Dec. 1—Jack Davis told a jury Wednesday that he crossed the street to his neighbor Steven Goodman's house in Carthage two years ago to question him about the manner in which he asked his granddaughter to turn down her music.

Davis said Goodman answered the door when he knocked. But Davis had barely managed to ask him what he said to scare his granddaughter when Goodman shoved him backward over a railing and off his porch.

A probable-cause affidavit filed in the assault case alleges that Davis, 62, fell about 5 feet and struck his head on the corner of a concrete step. But that claim was at issue the first day of his 58-year-old neighbor's trial in Jasper County Circuit Court.

Davis acknowledged that he did not know how he sustained the injury to the top of his head. He believed he fell in some bushes and ended up on his feet in Goodman's driveway.

"I was confused," he testified. "I didn't think I was in pain, but I had blood running (down) my face."

It was the serious nature of the injury and what Goodman did next that raised the assault to the level of first degree in the estimate of local law enforcement, as the opening statement of Assistant Prosecutor Taylor Haas made clear.

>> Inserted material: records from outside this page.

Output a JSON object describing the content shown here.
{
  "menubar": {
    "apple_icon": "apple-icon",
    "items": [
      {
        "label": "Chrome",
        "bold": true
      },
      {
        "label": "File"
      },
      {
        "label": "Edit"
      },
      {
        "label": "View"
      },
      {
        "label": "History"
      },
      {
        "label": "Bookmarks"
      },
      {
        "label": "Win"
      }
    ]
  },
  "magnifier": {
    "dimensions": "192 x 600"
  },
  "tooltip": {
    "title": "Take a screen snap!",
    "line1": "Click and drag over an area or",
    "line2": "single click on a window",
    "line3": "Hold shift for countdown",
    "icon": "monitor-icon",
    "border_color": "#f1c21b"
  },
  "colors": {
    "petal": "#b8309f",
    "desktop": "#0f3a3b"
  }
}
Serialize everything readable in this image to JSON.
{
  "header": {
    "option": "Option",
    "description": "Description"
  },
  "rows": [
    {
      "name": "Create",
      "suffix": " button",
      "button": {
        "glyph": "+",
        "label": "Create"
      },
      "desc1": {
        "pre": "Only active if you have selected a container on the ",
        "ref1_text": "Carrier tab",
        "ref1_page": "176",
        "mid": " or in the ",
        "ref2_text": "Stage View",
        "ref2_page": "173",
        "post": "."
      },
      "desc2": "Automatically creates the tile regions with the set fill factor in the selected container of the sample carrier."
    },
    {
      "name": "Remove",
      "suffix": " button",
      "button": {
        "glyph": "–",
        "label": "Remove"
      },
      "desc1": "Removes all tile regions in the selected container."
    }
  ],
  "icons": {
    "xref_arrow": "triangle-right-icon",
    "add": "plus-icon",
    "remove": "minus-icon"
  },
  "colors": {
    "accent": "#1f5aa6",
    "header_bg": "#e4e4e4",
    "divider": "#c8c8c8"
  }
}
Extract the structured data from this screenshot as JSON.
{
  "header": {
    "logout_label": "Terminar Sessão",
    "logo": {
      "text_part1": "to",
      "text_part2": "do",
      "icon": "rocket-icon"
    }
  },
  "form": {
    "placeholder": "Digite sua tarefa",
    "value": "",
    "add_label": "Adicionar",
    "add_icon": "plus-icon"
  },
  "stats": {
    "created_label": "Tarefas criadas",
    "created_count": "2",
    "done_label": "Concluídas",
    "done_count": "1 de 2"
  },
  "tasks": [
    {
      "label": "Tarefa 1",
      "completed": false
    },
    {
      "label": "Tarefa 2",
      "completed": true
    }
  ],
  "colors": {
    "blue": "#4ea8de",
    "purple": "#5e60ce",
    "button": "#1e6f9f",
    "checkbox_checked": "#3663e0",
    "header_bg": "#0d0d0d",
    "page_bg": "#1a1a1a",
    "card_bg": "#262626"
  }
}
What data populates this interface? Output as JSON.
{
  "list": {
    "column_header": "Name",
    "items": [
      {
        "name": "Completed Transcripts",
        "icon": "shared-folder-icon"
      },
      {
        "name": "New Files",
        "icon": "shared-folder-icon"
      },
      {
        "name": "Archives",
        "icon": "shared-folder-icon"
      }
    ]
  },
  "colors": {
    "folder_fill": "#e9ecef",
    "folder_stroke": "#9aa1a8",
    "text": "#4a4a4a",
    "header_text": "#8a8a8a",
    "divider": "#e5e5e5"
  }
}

Taylor told jurors that Goodman informed another neighbor who witnessed the incident and came to the aid of Davis: "If he's not off my property by the time I get back, I'm going to finish him off." He then went around the corner of his house and returned with a can of gasoline, Haas said.

The witness helped Davis back across the street, where he lay down in some grass while an ambulance was called to take him to a hospital. The witness testified Wednesday that she thought Goodman also had a lighter in his hand when he came back with the gasoline.

Lt. Eric Miller, with the Carthage Police Department, who arrived on the scene before Davis was taken to the hospital, testified that he asked Goodman what he was intending to do with the gasoline.

A body camera video of Miller asking Goodman that question recorded the following response: "You really want to know? I was going to gas him up and light him."

But defense attorney Jared Stilley told the seven women and six men picked as jurors for the trial there are a number of inconsistencies in the accounts of the state's witnesses as well as reasons to question the adequacy of Miller's investigation and the purported seriousness of the victim's injury.

Stilley said Davis' granddaughter regularly parked her car on the block of East Centennial Street where the two men live with her music thumping and blaring. On the day in question, his client started to approach her to ask her to turn it down. But before he ever said anything to her, she turned it down, and his client went back to his place, Stilley said.

But the girl told her grandfather that Goodman scared her "half to death," setting in motion all that ensued, the defense attorney said. He pointed out to jurors that Davis was not invited to Goodman's home, that the porch on which the confrontation took place was quite small and that Davis got in Goodman's face and was yelling at him.

According to Stilley, Davis' account as to how he fell changed as to whether he was pushed over the railing or tumbled backward down the steps and that police failed to investigate that discrepancy.

They also never took any photos of Davis' injury, which required no more than three stitches and five staples, Stilley said. He was released from the hospital within a matter of hours, he said.

Under cross-examination by Stilley, Davis acknowledged that he no longer recalls exactly what he said to Goodman when he came to the door. But he denied ever saying that he lost his footing and tumbled backward down the steps of the porch.

"He pushed me to the railing ... the railing," Davis testified under questioning. "I tumbled over the top of the railing."

The trial resumes at 9 a.m. Thursday at the Jasper County Courts Building in Joplin.